Le procès a duré quatre jours devant la cour d'Assises de Meurthe-et-Moselle
Le procès a duré quatre jours devant la cour d'Assises de Meurthe-et-Moselle © Maxppp - maxpp

Après environ cinq heures de délibéré, la cour d'assises de Meurthe-et-Moselle à Nancy a condamné ce vendredi un ancien chauffeur de taxi à 25 ans de prison pour assassinat. L'homme a été jugé pour avoir tué une de ses locataires en la poussant par la fenêtre de son appartement en 2013 à Nancy.

À l'énoncé du verdict, l'homme dans le box des accusés n'a pas réagi. Les deux filles de la victimes se sont prises dans les bras. La cour d'assises de Meurthe-et-Moselle, après cinq heures de délibéré, a condamné ce vendredi 13 janvier un ancien chauffeur de taxi à 25 ans de prison pour l'assassinat d'une femme âgée de 47 ans. Le quadragénaire s'est expliqué pendant quatre jours, accusé d'avoir frappé puis poussé par la fenêtre de son appartement de la rue de la colline à Nancy, une de ses locataires, qui ne payait pas son loyer. L'avocat général plus tôt dans la journée avait requis 18 ans de prison.

Long parcours judiciaire de plus de trois ans pour la famille de la victime

"La famille est soulagée que l'acte soit reconnu comme un assassinat ", confie Karine Laprévotte, l'avocate des parties civiles. Les filles de la victime au micro de Seina Baalouche, se sont dites " soulagées que la préméditation soit reconnue" . Pour l'avocate, "il s'agit ici d'un long parcours judiciaire de plus de trois ans". Karine Laprévotte ajoute que "la peine est pour elle adaptée aux faits, aux circonstances des faits et à la peine de la famille " .
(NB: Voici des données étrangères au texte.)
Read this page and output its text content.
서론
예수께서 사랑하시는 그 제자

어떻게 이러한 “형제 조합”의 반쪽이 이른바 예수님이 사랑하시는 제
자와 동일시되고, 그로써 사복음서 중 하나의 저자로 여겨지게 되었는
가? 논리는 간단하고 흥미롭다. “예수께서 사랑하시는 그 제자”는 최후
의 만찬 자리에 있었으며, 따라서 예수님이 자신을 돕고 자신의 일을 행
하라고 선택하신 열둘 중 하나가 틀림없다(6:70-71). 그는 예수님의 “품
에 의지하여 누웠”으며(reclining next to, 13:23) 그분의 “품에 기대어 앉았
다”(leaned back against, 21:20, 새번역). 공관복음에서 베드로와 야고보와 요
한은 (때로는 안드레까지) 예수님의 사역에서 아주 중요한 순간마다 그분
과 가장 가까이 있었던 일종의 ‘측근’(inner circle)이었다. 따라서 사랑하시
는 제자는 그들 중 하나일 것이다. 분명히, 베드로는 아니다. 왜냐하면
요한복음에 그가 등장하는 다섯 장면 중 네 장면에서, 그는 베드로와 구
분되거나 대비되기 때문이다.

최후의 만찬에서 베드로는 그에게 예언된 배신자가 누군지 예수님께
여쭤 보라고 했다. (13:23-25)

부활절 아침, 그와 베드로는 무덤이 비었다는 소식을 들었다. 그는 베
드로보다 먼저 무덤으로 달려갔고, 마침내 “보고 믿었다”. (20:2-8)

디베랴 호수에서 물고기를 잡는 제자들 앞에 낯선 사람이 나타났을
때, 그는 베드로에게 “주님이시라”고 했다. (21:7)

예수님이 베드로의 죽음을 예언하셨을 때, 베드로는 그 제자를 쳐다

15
La cour n'a pas tenu compte de l'avis d'un expert sur l'altération du discernement, selon l'avocate de la défense

Pour Dominique Boh-Petit, l'avocate du chauffeur de taxi, la peine de 25 ans de prison est "terrible", mais souvent celle que l'on obtient pour un assassinat. Selon elle, "il y avait dans ce dossier beaucoup de difficultés à déterminer la préméditation". "La cour a réussi ", ajoute-t-elle "à dire que mon client avait prémédité ce crime. Pourtant un expert", dit-elle, "a déterminé qu' au moment des faits il y avait bien altération du discernement, que l'on pouvait se poser la question sur sa lucidité mentale. Généralement" , regrette Dominique Boh-Petit la Cour doit tenir compte de cette expertise, mais elle ne l'a pas fait ici".